Substractive method (etching):
Conventional photolithography. Material growth or deposition is followed by resist coating and patterning. Requires a controlled method for wet or dry etching the target material with as large as possible selectivity relative to the resist mask.
Additive method (Lift-off):
The resist is used as sacrificial material. It is coated and patterned on top of the substrate. Next, the structural material is deposited on top of the resist and inside openings. A dissolution step in a photoresist stripper (such as Remover 1165) will lift-off the material deposited only on top of the resist.
Edge Bead Removal (EBR):
Spin coating homogenity is based on infinite size substrate. Edge effects creates a large perturbation in the equilibrium between inertial and surface forces resulting in an excess of material close to the external wafer edge (edge bead). Edge effects also contaminates the backside of the wafer. Some coaters are equiped with additional dispense nozzles (top and backside) to remove a small portion of the coating at the outer radius of the wafer. This procedure is called the edge bead removal (EBR).

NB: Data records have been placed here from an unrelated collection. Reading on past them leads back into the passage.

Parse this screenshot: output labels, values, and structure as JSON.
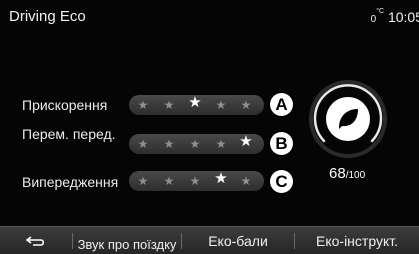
{
  "header": {
    "title": "Driving Eco",
    "temperature": "0",
    "temp_unit": "°C",
    "time": "10:05"
  },
  "rows": [
    {
      "label": "Прискорення",
      "badge": "A",
      "stars_on": 3,
      "stars_total": 5
    },
    {
      "label": "Перем. перед.",
      "badge": "B",
      "stars_on": 5,
      "stars_total": 5
    },
    {
      "label": "Випередження",
      "badge": "C",
      "stars_on": 4,
      "stars_total": 5
    }
  ],
  "score": {
    "value": "68",
    "max": "/100",
    "icon": "leaf-icon"
  },
  "bottom_bar": {
    "back_icon": "back-arrow-icon",
    "trip_sound": "Звук про поїздку",
    "eco_points": "Еко-бали",
    "eco_tutorial": "Еко-інструкт."
  },
  "colors": {
    "background": "#050505",
    "track": "#3a3a3a",
    "star_off": "#8f8f8f",
    "star_on": "#ffffff"
  }
}
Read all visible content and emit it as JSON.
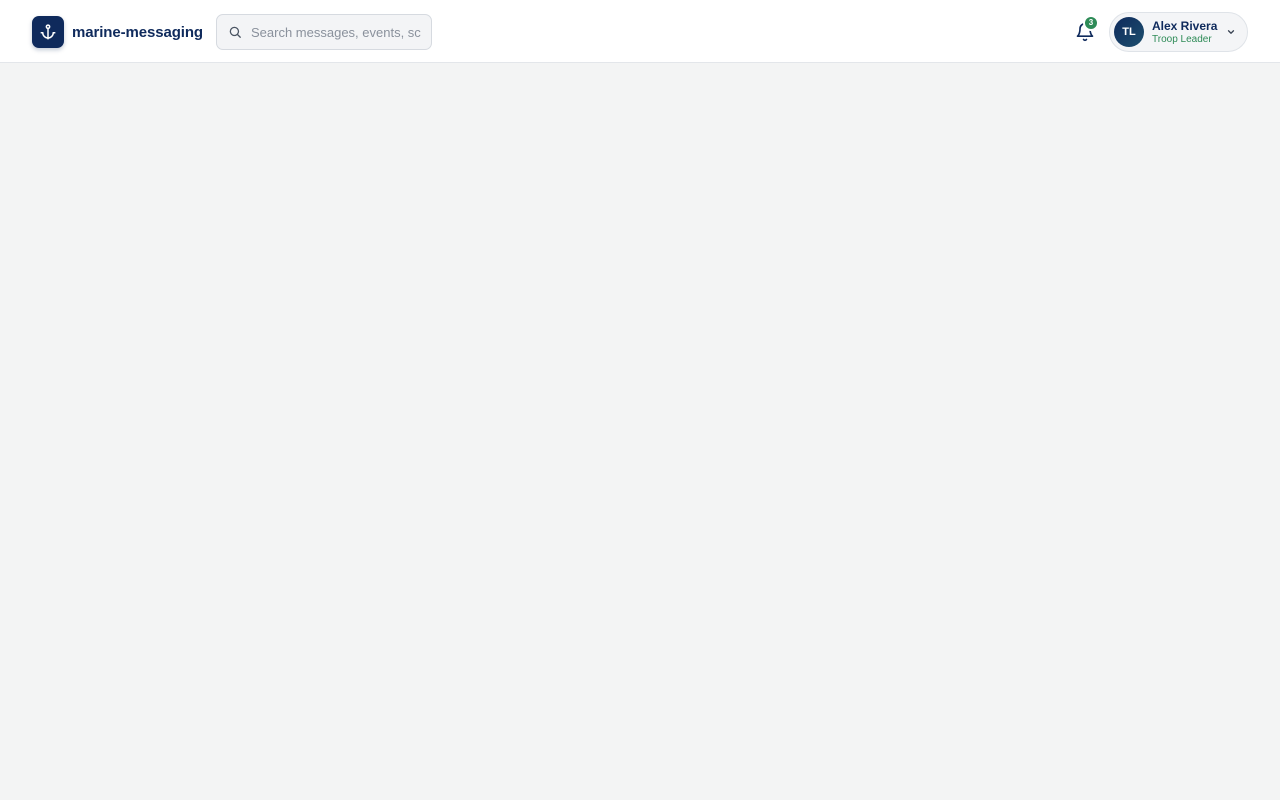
{
  "app": {
    "name": "marine-messaging",
    "logo_icon": "anchor-icon",
    "brand_color": "#0f2a5c",
    "accent_color": "#2e8b57"
  },
  "search": {
    "placeholder": "Search messages, events, sc",
    "value": "",
    "icon": "search-icon"
  },
  "notifications": {
    "icon": "bell-icon",
    "count": "3"
  },
  "user": {
    "initials": "TL",
    "name": "Alex Rivera",
    "role": "Troop Leader",
    "menu_icon": "chevron-down-icon"
  }
}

Wedge error correction (WEC):
The wedge error correction (WEC) is a standard procedure of a mask-aligner to define the “contact position” between the mask and the wafer. When loading a wafer, a pressure sensitive platform will push the wafer against the mask. Piezo-motors will accomodate for any thickness non-homogeneity and adjust z-axis fine tuning until the pressure reads the same on all pressure sensors. At this point, the mask and wafer are parallel and the procedure can continue with the alignment step.
Focus/Defocus:
Non-contact exposure equipment such as direct laser writers or projection steppers use a lens that focuses the light (laser spot or mask image) on the photoresist-coated wafer. To obtain a sufficient image quality, the distance between the lens and the wafer needs to be carefully monitored and adjusted so that the photoresist is exposed within the depth of focus of the lens. Several autofocus methods (pneumatic or optical) are used to maintain the focus distance in real time during the printing process. Defocus is a process parameter that lets the user adjust the focus position slightly compared to the autofocus distance to optimize the illumination inside the photoresist, which will have a direct impact on the photoresist profile and resolution after development.